Nonetheless, the book is the first detailed study of the world's principal urban systems from early times to the present day. The aim from the start was to organize an integrated work with arguments, discourses, and themes: not an encyclopaedia of miscellaneous articles. This does not mean that there is a consensus, party line on global urbanization and its consequences. In fact the book explores a great plurality of views and ideas; thus on the figures for urban populations there is considerable diversity of opinion, reflecting the fragility and/or complexity of the data. To promote dialogue we organized two international conferences, at the University of Helsinki in May 2010 and at the University of Pennsylvania in April 2011, at which most contributors, in the fertile tradition of urban history, debated, argued, and indeed created the essence of the book with a good deal of hard talking and modest sociability. We are most grateful to the University of Helsinki, the History Department, Helsinki University, Urban Facts, Helsinki City, the Royal Netherlands Embassy, Helsinki, and the Ella and Georg Ehrnrooth Foundation for (p. vi) funding and supporting the Helsinki meeting. My former assistant Matti Hannikainen was invaluable in coordinating the meeting, along with Suvi Talja, Richard Robinson, Rainey Tisdale, and Niko Lipsanen. We are equally indebted to Renata Holod for taking the lead in organizing the Philadelphia meeting and to Nancy Steinhardt and Lynn Lees for helping her. Funding for the Philadelphia conference came from the University of Pennsylvania's Provost's Fund for International Projects, the School of Arts and Sciences, School of Design, the Penn Institute for Urban Research, the Center for Ancient Studies, the African Studies Center, the Middle East Center, Center for East Asian Research, the History Department, the History of Art Department, the Penn Museum, and Bryn Mawr College, and we thank them for their generosity. Gregory Tentler provided valuable logistic support, and John Pollack and Dan Traister from the Van Pelt Library of the University of Pennsylvania coordinated a superb exhibit of early modern urban maps, one of which is reproduced in this volume.
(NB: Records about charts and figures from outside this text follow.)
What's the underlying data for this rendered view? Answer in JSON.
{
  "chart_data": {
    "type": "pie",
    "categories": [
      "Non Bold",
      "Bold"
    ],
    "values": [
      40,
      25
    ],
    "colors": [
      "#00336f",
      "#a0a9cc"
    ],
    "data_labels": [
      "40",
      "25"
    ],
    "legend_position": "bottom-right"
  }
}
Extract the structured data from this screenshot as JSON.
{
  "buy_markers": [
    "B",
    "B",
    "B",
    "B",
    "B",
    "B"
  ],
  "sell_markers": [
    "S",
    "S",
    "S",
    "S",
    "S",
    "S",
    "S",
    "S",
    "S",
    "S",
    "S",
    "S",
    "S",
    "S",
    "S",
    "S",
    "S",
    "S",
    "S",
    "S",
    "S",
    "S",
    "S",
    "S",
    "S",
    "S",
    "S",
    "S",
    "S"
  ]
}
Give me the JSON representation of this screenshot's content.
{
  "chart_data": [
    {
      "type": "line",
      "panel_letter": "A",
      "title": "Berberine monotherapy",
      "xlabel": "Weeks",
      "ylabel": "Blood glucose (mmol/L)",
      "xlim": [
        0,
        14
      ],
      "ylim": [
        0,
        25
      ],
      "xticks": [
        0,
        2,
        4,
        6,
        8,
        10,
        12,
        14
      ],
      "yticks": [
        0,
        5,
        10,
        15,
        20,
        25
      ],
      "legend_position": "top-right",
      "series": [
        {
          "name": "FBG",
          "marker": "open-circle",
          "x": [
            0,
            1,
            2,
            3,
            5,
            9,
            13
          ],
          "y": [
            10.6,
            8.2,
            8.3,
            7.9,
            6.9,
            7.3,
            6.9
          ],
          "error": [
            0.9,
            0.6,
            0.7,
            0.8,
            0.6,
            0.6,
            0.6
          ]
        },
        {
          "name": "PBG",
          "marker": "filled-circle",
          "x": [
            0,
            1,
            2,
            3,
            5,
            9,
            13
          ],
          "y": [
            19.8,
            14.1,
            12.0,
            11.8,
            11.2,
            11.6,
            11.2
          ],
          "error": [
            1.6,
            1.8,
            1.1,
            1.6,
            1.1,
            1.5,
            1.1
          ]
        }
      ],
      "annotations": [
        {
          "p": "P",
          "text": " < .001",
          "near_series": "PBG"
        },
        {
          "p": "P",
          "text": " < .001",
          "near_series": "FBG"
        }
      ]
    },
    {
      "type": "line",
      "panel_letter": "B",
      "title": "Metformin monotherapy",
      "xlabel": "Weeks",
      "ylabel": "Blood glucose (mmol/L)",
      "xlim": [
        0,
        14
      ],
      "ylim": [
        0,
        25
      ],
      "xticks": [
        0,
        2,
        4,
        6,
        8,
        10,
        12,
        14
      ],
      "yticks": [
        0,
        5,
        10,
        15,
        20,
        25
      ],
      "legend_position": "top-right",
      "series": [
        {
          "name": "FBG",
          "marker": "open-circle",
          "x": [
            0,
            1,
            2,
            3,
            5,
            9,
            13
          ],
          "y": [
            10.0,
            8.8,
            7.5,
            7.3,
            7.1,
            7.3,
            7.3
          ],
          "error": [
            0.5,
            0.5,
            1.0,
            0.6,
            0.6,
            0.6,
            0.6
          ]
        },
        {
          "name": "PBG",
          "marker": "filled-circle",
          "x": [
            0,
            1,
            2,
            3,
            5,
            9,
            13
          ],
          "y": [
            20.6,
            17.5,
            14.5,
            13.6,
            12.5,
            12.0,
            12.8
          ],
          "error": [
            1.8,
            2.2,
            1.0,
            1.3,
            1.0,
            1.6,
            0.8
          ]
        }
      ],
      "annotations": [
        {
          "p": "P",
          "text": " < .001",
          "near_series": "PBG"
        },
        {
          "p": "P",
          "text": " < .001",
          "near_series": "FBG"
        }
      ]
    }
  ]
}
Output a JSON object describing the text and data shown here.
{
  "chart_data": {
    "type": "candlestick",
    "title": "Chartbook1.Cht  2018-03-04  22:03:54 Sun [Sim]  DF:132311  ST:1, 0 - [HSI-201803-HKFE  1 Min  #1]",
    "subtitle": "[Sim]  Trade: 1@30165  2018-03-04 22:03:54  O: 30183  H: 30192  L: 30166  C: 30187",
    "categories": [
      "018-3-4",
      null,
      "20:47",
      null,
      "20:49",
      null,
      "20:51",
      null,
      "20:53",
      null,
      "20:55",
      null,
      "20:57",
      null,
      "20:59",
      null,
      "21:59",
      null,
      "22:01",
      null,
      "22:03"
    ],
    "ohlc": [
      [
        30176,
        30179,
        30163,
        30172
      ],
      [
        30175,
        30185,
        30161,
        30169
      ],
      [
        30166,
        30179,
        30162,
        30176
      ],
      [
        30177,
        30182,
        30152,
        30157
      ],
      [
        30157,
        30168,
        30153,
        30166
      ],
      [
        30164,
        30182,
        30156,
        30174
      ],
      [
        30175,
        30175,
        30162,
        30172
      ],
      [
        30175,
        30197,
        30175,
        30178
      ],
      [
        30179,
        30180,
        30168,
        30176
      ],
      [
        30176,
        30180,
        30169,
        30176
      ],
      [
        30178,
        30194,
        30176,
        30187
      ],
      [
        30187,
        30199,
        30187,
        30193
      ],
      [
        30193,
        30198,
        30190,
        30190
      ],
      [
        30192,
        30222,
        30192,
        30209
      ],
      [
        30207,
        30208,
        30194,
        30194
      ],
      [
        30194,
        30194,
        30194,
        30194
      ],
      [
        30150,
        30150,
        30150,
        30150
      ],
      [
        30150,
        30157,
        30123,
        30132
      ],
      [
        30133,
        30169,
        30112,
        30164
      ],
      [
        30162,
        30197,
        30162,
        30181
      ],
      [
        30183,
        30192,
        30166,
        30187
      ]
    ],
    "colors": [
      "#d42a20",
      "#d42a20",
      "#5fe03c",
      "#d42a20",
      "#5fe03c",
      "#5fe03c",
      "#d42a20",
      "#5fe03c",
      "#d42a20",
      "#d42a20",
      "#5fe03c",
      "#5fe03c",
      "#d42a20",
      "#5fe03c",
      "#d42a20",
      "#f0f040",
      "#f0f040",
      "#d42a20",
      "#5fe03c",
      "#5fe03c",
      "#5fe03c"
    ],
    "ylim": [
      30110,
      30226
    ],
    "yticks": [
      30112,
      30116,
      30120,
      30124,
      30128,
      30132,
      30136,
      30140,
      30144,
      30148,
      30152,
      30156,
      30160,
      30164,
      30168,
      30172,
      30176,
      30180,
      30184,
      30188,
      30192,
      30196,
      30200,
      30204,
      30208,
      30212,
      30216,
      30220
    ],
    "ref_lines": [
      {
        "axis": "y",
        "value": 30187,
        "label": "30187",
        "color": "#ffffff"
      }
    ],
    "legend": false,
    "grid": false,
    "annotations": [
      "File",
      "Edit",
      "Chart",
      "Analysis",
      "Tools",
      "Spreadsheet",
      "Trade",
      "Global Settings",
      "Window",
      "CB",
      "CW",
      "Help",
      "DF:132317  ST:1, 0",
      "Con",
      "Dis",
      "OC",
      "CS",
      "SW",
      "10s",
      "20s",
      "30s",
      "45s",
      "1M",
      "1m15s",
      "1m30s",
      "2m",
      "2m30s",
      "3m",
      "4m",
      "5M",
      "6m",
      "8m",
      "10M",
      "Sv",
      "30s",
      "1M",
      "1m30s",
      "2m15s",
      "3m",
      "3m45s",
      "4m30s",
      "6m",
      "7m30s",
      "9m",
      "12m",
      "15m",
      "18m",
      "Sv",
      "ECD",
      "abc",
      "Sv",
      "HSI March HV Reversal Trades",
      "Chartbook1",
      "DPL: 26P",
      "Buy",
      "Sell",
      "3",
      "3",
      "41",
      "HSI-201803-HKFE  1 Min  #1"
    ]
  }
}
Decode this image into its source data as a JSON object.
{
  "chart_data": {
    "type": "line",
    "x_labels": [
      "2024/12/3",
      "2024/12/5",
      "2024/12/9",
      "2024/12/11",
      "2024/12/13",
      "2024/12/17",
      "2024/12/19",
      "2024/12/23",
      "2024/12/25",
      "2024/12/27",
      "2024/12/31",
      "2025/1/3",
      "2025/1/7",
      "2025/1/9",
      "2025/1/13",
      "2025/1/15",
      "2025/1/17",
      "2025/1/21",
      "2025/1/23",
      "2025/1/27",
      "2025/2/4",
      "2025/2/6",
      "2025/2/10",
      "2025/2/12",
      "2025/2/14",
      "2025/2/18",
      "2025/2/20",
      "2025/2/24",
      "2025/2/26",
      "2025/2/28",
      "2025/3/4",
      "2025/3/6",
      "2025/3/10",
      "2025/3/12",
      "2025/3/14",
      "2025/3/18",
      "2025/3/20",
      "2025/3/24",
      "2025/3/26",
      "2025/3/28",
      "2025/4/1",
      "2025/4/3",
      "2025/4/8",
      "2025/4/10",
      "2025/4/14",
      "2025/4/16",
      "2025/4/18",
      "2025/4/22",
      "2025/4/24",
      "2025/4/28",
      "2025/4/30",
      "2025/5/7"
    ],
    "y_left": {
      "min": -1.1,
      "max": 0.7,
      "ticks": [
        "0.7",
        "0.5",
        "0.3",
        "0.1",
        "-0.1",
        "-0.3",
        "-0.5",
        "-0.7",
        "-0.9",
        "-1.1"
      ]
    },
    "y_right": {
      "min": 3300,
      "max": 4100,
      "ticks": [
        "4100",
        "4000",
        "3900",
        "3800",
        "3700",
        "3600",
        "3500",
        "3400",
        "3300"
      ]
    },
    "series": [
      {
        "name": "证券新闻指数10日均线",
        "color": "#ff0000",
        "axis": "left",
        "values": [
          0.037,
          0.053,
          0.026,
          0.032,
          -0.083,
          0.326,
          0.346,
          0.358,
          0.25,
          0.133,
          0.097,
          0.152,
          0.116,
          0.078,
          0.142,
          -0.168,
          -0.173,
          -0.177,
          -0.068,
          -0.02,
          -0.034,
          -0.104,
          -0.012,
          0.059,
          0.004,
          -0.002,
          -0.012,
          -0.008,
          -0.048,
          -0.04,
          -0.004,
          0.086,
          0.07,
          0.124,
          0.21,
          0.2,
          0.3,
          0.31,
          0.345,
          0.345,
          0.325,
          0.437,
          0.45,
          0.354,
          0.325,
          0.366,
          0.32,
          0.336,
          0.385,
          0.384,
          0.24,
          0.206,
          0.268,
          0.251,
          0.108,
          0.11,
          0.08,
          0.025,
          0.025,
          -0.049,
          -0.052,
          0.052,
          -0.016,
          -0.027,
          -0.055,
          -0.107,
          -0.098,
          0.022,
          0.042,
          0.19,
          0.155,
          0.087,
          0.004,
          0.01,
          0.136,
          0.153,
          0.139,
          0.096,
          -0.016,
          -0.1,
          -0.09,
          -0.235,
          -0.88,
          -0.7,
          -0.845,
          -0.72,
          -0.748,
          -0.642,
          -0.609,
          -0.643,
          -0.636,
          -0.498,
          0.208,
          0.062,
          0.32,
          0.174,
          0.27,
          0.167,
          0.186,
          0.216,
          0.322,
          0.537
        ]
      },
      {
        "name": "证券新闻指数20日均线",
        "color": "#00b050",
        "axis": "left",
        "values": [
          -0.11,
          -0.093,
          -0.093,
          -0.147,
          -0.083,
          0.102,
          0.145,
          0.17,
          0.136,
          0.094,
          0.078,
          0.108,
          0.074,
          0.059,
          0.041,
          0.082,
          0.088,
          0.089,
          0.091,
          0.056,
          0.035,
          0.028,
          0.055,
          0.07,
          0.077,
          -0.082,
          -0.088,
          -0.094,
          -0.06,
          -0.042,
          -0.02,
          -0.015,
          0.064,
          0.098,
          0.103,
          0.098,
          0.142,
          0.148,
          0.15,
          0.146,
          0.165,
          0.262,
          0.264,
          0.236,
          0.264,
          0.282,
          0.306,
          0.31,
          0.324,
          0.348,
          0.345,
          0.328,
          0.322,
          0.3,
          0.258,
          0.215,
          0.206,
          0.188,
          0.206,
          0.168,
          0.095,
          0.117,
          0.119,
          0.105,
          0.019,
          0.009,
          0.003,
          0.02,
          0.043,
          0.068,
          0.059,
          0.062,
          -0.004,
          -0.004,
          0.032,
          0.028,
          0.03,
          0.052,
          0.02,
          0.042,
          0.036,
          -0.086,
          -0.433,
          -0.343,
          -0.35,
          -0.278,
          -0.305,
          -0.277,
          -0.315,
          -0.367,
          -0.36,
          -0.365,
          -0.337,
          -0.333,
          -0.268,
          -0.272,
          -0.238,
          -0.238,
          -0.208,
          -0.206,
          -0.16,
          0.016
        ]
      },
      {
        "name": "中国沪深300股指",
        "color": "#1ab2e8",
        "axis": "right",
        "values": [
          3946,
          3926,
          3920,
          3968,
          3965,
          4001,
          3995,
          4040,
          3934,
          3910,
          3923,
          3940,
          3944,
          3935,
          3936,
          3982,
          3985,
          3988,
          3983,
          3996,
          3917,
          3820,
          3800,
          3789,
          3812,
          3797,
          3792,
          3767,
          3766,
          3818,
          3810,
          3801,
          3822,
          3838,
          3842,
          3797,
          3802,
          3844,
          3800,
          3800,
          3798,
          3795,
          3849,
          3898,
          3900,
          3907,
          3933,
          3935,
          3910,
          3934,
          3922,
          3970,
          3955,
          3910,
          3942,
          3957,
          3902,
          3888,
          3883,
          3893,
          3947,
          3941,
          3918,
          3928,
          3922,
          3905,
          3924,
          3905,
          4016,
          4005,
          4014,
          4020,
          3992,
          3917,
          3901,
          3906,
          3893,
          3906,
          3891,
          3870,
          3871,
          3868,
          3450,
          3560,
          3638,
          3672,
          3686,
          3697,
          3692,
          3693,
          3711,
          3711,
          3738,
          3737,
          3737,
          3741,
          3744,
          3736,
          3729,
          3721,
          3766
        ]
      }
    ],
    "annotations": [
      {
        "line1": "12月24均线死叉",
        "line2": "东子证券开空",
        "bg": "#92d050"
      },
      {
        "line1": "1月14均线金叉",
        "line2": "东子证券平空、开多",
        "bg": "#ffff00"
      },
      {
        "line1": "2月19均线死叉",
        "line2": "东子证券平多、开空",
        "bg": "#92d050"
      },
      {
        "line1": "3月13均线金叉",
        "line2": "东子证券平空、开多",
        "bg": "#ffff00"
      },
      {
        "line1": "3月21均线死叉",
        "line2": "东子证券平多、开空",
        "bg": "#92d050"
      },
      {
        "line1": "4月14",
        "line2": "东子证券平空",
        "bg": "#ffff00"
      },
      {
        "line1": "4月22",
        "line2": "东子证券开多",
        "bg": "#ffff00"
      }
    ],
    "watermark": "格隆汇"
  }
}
Other debts are no less important. As editor, I am very grateful to David Mattingly and Lynn Lees, assistant editors for the early and modern periods respectively, for their invaluable advice, encouragement, and (when needed) solace; also to the other members of the editorial group for their support. The University of Helsinki gave financial help for producing the illustrations; Matti Hannikainen helped to coordinate the contributors’ website for the volume; and Mark Elvin, Graeme Barker, and Martin Daunton gave important advice at an early stage.

We are particularly grateful to Niko Lipsanen for drawing most of the Regional Maps and a number of the Figures; Suvi Talja also assisted. The China Map for the ancient period was drawn by Sijie Ren, University of Pennsylvania.

At Oxford University Press Stephanie Ireland, Emma Barber, and Dawn Preston helped at the rather difficult production stage. Susan Boobis prepared the index.

Last but not least, the book owes an enormous amount to those authors and their families (Laurel and Tobias, children of contributors, were born during this enterprise!), as well as institutions, who supported the venture with enthusiasm and commitment.